学校寮というのは、福祉に近いと思っている。福祉は、生きやすくなれるようにしていく教育と違い、生きやすい場所を提供することが命題であると、私は考える。福祉サービスの事業所などでは、最低限のこと以外、叱ったりしないことが多い。子どものことでは、危険も多いため、どうしても叱らなければならないこともあるし、保護者や学校から「これだけはNG」「この場合の対応はこうして」といった指示が出れば、それに従うのだが、基本は住みやすい場所の提供が第一である。

Aさんが、福祉施設でブランコに乗っていた場合、福祉事業所の職員は、どのように支援を行うだろうか? 恐らく、周りにぶつかったり、急にAさんがブランコを乗り捨てて外に飛び出したりといった危険がないように、細心の注意を払いながら、その行動を注意深く見つめ、最低限の声掛けをし、終わり際に「楽しかった?」と尋ねるだろう。Aさんは、オウム返しで「楽しかった?」と言い、その日を終える。平和でほのぼのとした日常の一幕、今日も何事もなく、安全に、楽しんで終われて良かった。Aさんも、繰り返す度に洗練されていくブランコ遊びを、誰にも邪魔されず夢中になれて、楽しい一日だったに違いない。

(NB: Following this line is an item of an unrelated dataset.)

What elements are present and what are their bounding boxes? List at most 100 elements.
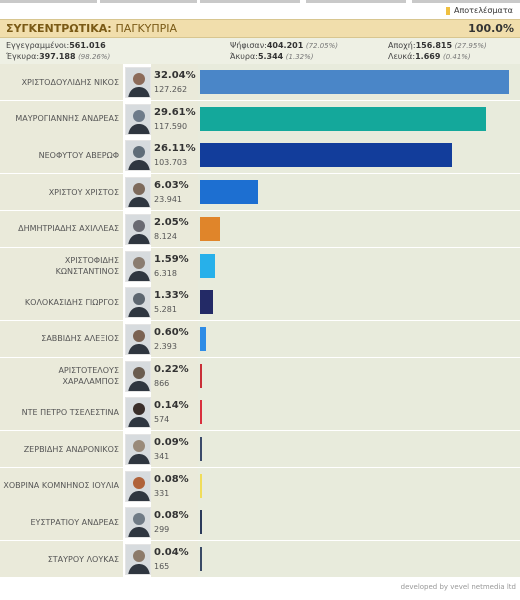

そこが、教育と福祉の違いではないかと、最近思うのである。Aさんにとって、自らの世界へ介入されるのは、新しい刺激を得られるが、邪魔な事かもしれないし、怖い事かもしれない。邪魔をされず、一心不乱にブランコ遊びをし、前庭感覚を刺激して望む心地良さを手に入れる事の至福は、本人にしか分かるまい。それを最大限に保証するのが、福祉サービスである。

AさんではないAさんを見かけるたびに、「私にも出来ることがあるのでは」と、自惚れを抱く。しかし何を? どうやって? 福祉でも教育でもない場所に身を置く私に、出来る事はあるのだろうか。